5. Condition Precedent. This Amendment shall not be effective until (a) Lender receives fully executed copies of each document listed in Section 5.2 of the Credit Agreement (collectively, the “Amendment Documents”), each in form and substance acceptable to Lender in its sole discretion, (b) Lender receives, in immediately available funds, (i) a commitment fee in the amount of $21,334.33 (the “Additional Commitment Fee”), and (iii) the estimated fees and expenses of Lender’s counsel incurred in connection with this Amendment, (c) all representations and warranties set forth in this Amendment are true and correct, and (d) after giving effect to this Amendment, no Default (other than the Subject Defaults) exists.

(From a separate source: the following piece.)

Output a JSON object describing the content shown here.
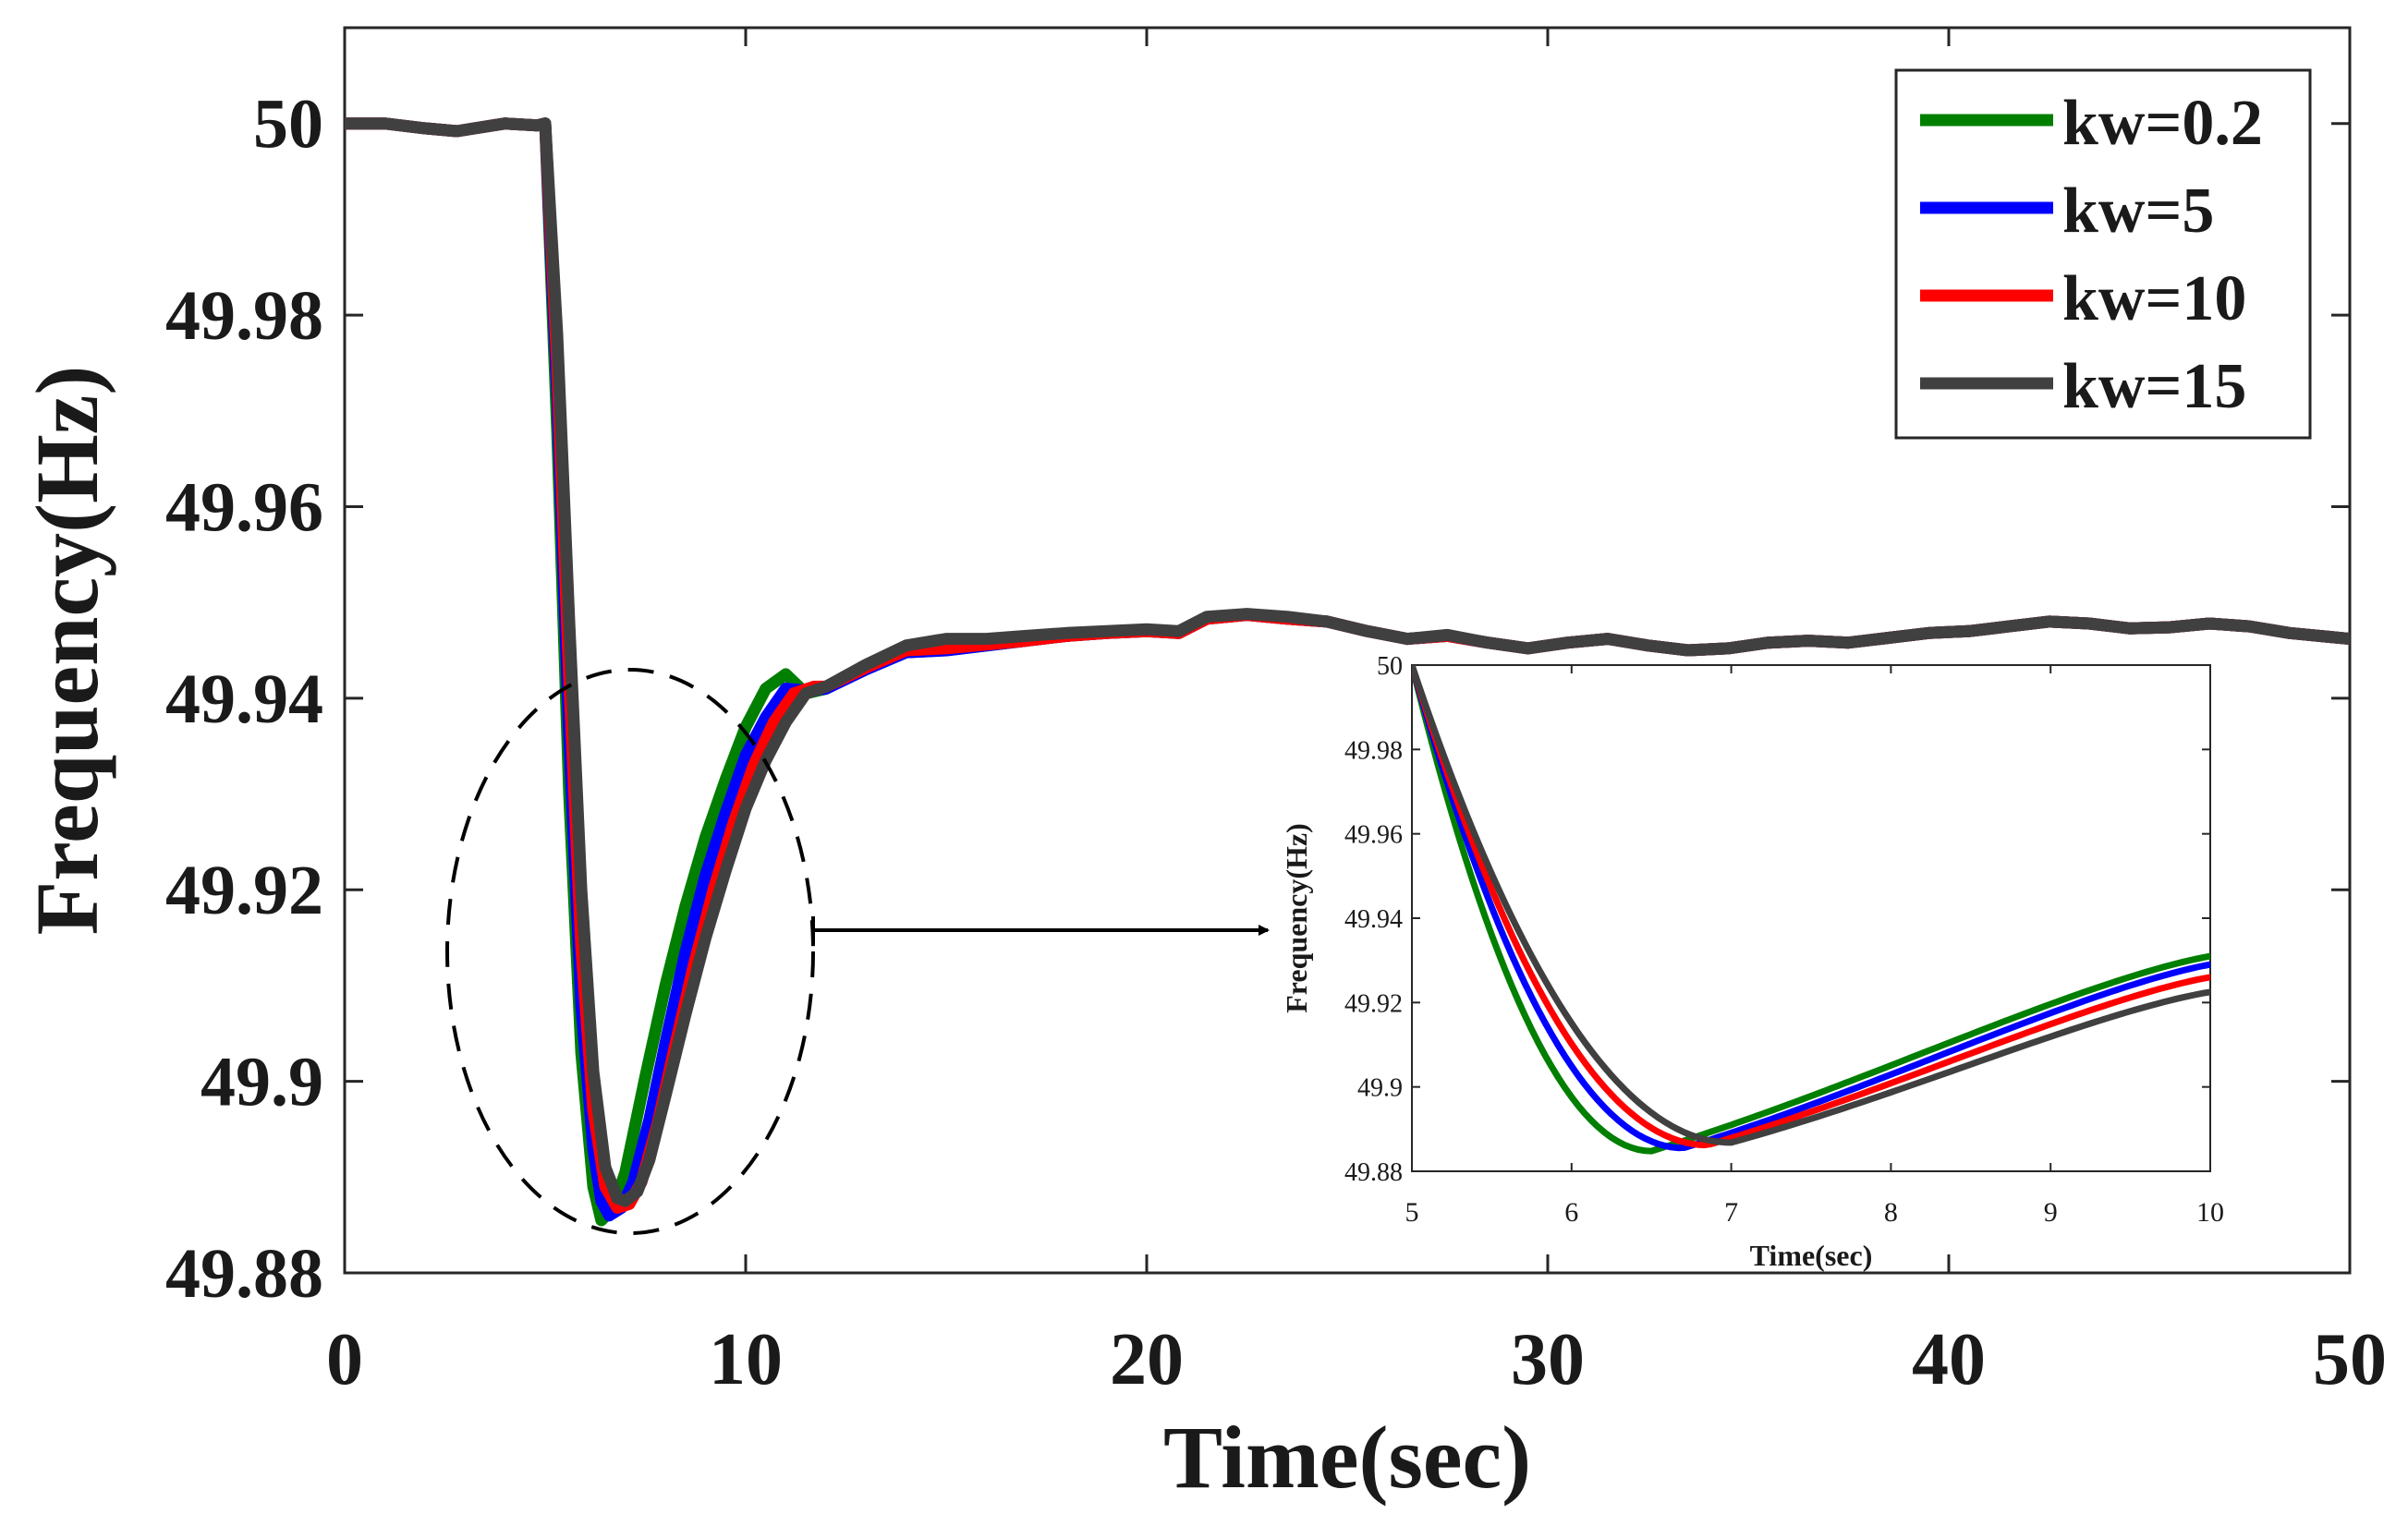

6. Ratifications. Borrower (a) ratifies and confirms all provisions of the Loan Documents as amended by the Amendment Documents, (b) ratifies and confirms that all guaranties, assurances, and Liens granted, conveyed, or assigned to Lender under the Loan Documents are not released, reduced, or otherwise adversely affected by the Amendment Documents and continue to guarantee, assure, and secure full payment and performance of the present and future Obligations including, without limitation, under the Amended and Restated Term Note, and (c) agrees to perform such acts and duly authorize, execute, acknowledge, deliver, file, and record such additional documents, and certificates as Lender may request in order to create, perfect, preserve, and protect those guaranties, assurances, and Liens.
7. Confirmation. Borrower hereby confirms (a) the debts, duties, obligations, liabilities, rights, titles, security interests, liens, powers, and privileges existing by virtue of the Loan Documents, (b) that the indebtedness secured by each of the Loan Documents includes, among other indebtedness, the Obligations including, without limitation, under the Amended and Restated Term Note, and (c) that the Liens and security interests in the Collateral created under the Loan Documents secure, among other indebtedness, Borrower’s obligations under the Credit Agreement and each other Loan Document including, without limitation, under the Amended and Restated Term Note, and all modifications, amendments, renewals, extensions, and restatements thereof.
8. Representations. Borrower represents and warrants to Lender that as of the date of this Amendment: (a) the Amendment Documents have been duly authorized, executed, and delivered by Borrower; (b) no action of, or filing with, any governmental authority is required to authorize, or is otherwise required in connection with, the execution, delivery, and performance by Borrower of the Amendment Documents; (c) the Loan Documents, as amended by the Amendment Documents, are valid and binding upon Borrower, and are enforceable against Borrower in accordance with their respective terms, except as limited by debtor relief laws; (d) the execution, delivery, and performance by Borrower of the Amendment Documents do not require the consent of any other Person and do not and will not constitute a violation of any laws, agreements, or understandings to which Borrower is a party or by which Borrower is bound; (e) all representations and warranties in the Loan Documents are true and correct in all material respects immediately prior to, and after giving effect to, this Amendment; and (f) prior to and after giving effect to this Amendment, no Default exists.
9. Filed Dismissal. Borrower shall deliver to Lender, by no later than August 31, 2016, a copy of the Joint Stipulation For Dismissal With Prejudice with respect to Case No. 8:16-cv-408-T-30TGW as filed with the United States District Court Middle District of Florida Tampa Division. Borrower acknowledges and agrees that failure to deliver such filed document by August 31, 2016 shall be an Event of Default.
10. Consent to Subordinated Debt Amendment. Lender hereby consents to the transactions contemplated by the First Amendment to Credit Agreement, dated effective as of the date of this Amendment, by and between Borrower and CROWDOUT CAPITAL PLATFORM LLC, a Delaware limited liability company and successor to CrowdOut Capital LLC.